Instructions that create new nodes, for example literal result elements, xsl:element and xsl:attribute are allowed without restriction.
Instructions that declare variables, including temporary trees, if the value of the variable does not depend on the context.
Instructions that process documents other than the streamed document, for example by calling the doc() or document() functions. Provided such processing is not streamed, the full capabilities of the XSLT language can be used.

Access to attributes and ancestors

Access to attributes: there are no restrictions on accessing attributes of the context node, or attributes of its ancestors.

Properties of the context node: there are no restrictions on using functions such as name(), node-name(), or base-uri() to access properties of the context node, or properties of its ancestors, its attributes, or attributes of its ancestors. It is also possible to use the is operator to test the identity of the node, the << and >> operators to test its position in document order, or the instance of operator to test its type. For attribute nodes it is possible to use (explicitly or implicitly) the string() function to get its string value and the data() function to get its typed value.

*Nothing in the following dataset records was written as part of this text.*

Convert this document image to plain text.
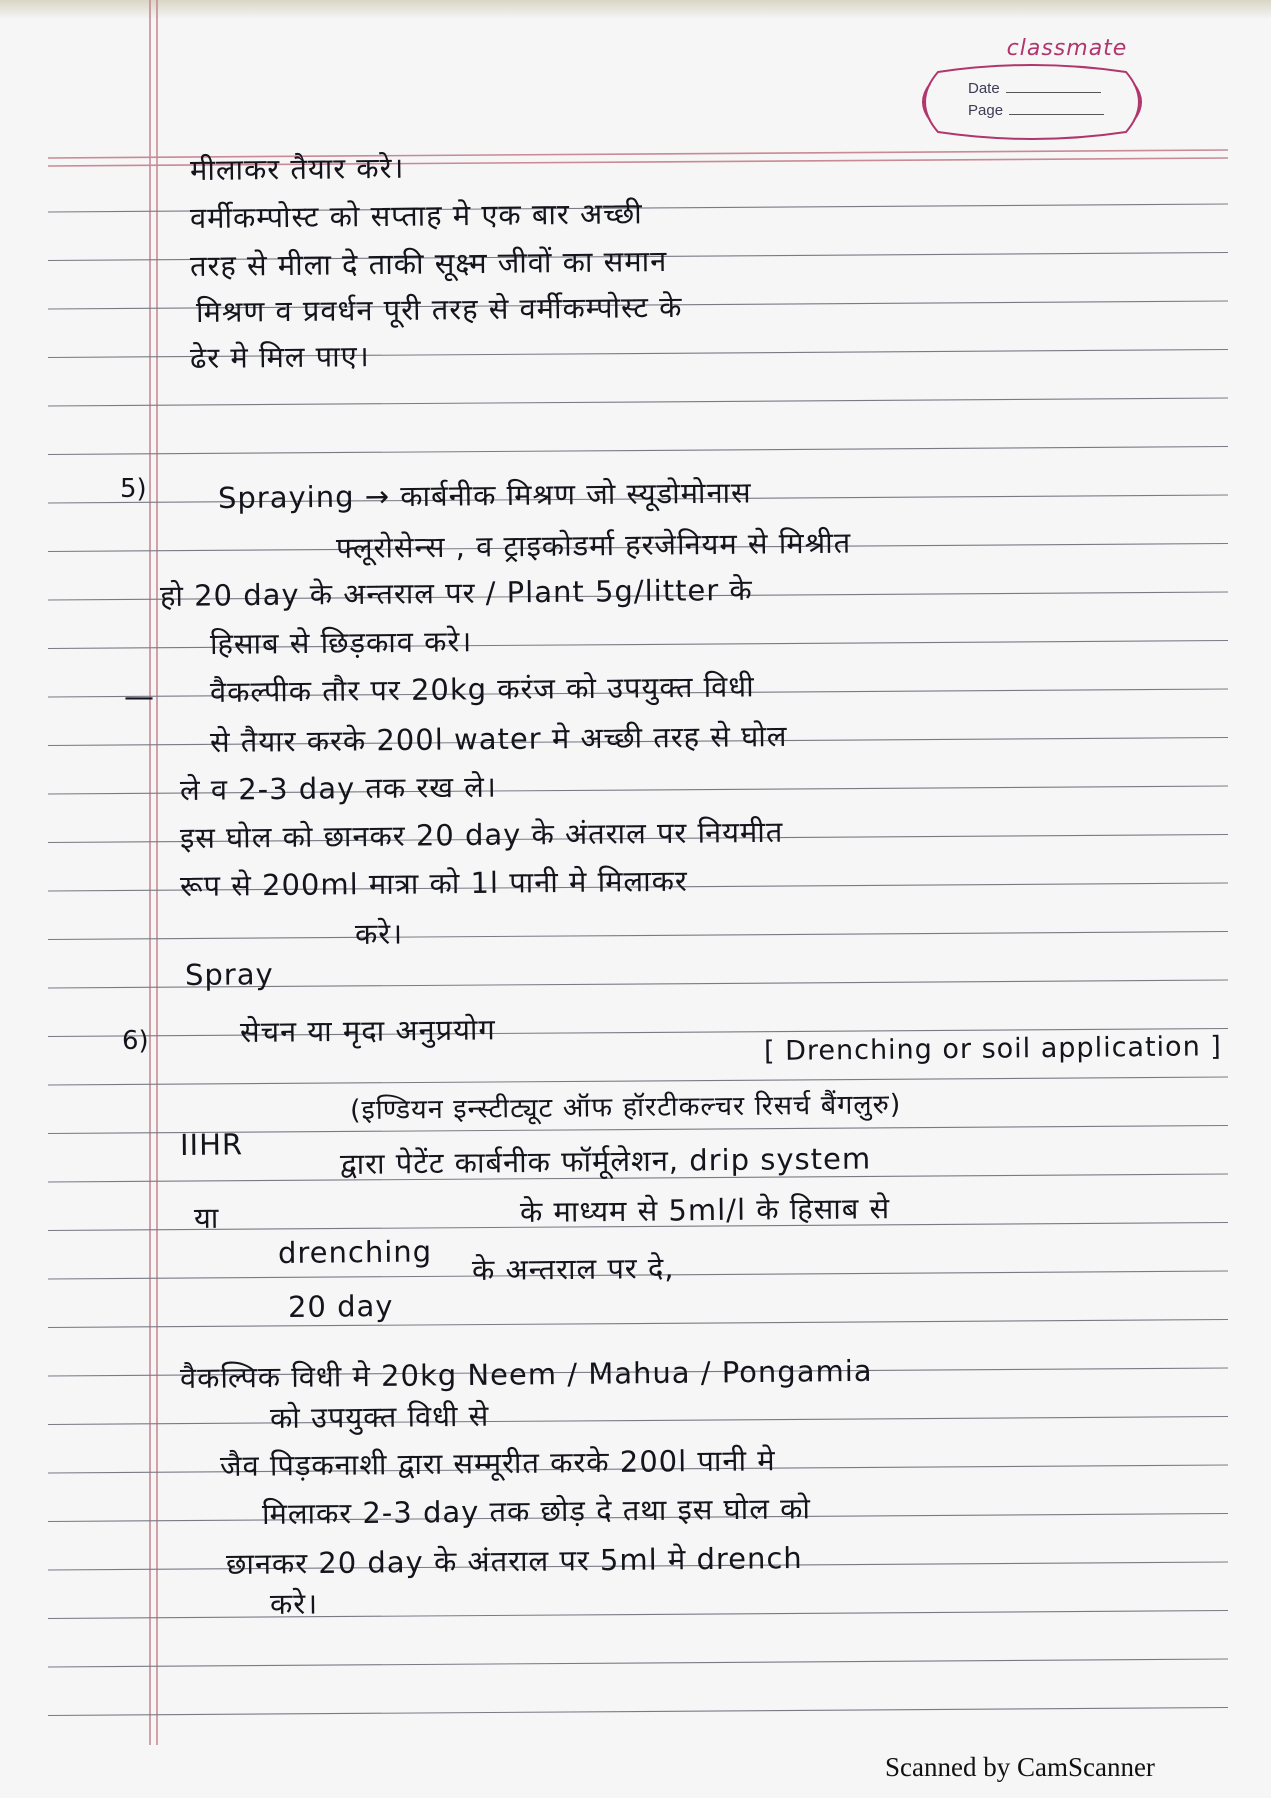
classmate
Date
Page
मीलाकर तैयार करे।
वर्मीकम्पोस्ट को सप्ताह मे एक बार अच्छी
तरह से मीला दे ताकी सूक्ष्म जीवों का समान
मिश्रण व प्रवर्धन पूरी तरह से वर्मीकम्पोस्ट के
ढेर मे मिल पाए।
5) Spraying → कार्बनीक मिश्रण जो स्यूडोमोनास
फ्लूरोसेन्स , व ट्राइकोडर्मा हरजेनियम से मिश्रीत
हो 20 day के अन्तराल पर / Plant 5g/litter के
हिसाब से छिड़काव करे।
— वैकल्पीक तौर पर 20kg करंज को उपयुक्त विधी
से तैयार करके 200l water मे अच्छी तरह से घोल
ले व 2-3 day तक रख ले।
इस घोल को छानकर 20 day के अंतराल पर नियमीत
रूप से 200ml मात्रा को 1l पानी मे मिलाकर
करे।
Spray
6)	सेचन या मृदा अनुप्रयोग
[ Drenching or soil application ]
(इण्डियन इन्स्टीट्यूट ऑफ हॉरटीकल्चर रिसर्च बैंगलुरु)
IIHR	द्वारा पेटेंट कार्बनीक फॉर्मूलेशन, drip system
या	के माध्यम से 5ml/l के हिसाब से
drenching के अन्तराल पर दे,
20 day
वैकल्पिक विधी मे 20kg Neem / Mahua / Pongamia
को उपयुक्त विधी से
जैव पिड़कनाशी द्वारा सम्मूरीत करके 200l पानी मे
मिलाकर 2-3 day तक छोड़ दे तथा इस घोल को
छानकर 20 day के अंतराल पर 5ml मे drench
करे।
Scanned by CamScanner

It is not possible to perform navigation from the attributes of the node or from its ancestors, only to access the values of attributes and properties such as the name of the node.

It is not possible to bind a variable (or pass a parameter, or return a result) to a node in the streamed document, because Saxon does not currently include the logic to analyse that the way in which the variable is subsequently used is consistent with streaming.

Conditional instructions

This includes xsl:if, xsl:choose, and the XPath if expression. All of these are regarded as special cases of a construct of the form if (condition-1) then action-1 else if (condition-2) then action2 else ...

The rule is that the conditional must fit one of the following descriptions:

The first condition makes a downward selection, in which case none of the actions and none of the subsequent conditions may make a downward selection
The first condition makes no downward selection, in which case each of the actions is allowed to make a downward selection (but subsequent conditions must not do so).

So examples of permitted conditionals are:

if (@a = 3) then b else c
if (a = 3) then @b else @c

while the following are not permitted:

if (a = 3) then b else c
<xsl:choose> <xsl:when test="a=3">foo</xsl:when> <xsl:when test="a=4">bar</xsl:when> </xsl:choose>

Looping instructions

This applies primarily to xsl:for-each and xsl:iterate. In addition, an XPath expression for $x in SEQ return E is translated to an equivalent xsl:for-each instruction, provided that E does not depend on the context item, position, or size.

The common case is where the select expression and the loop body each make a downward selection, for example:

<xsl:for-each select="employee"> <salary><xsl:value-of select="salary"/></salary> </xsl:for-each>

The body of the loop may only make a single downwards selection of this kind.

No sorting is allowed.

If the select expression does not make a downward selection, then the loop body must not perform any navigation from the context node. This is because the same navigation would have to take place more than once, which is inconsistent with streaming.

Saxon handles the case where some reordering of the output is required. This arises when the select expression uses the descandant axis, for example:

<xsl:for-each select=".//section"> <size><xsl:value-of select="string-length(.)"/></size> </xsl:for-each>

In this example, given nested sections, the downward selections for each section needed to evaluate string-length() overlap with each other, and the string-length of section 2.1 (say) must be output before that of its children (sections 2.1.1 and 2.1.2, say), even though the computation for the children completes earlier. Saxon achieves this by buffering output results where necessary to achieve the correct ordering.

It is of course quite permissible to call xsl:apply-templates within the body of the xsl:for-each; this will count as the one permitted downward selection.

It is permitted to call position() within the loop, but not last().

Sorting, grouping and numbering

Sorting (xsl:sort), grouping (xsl:for-each-group), and numbering (xsl:number) are not supported in streaming mode.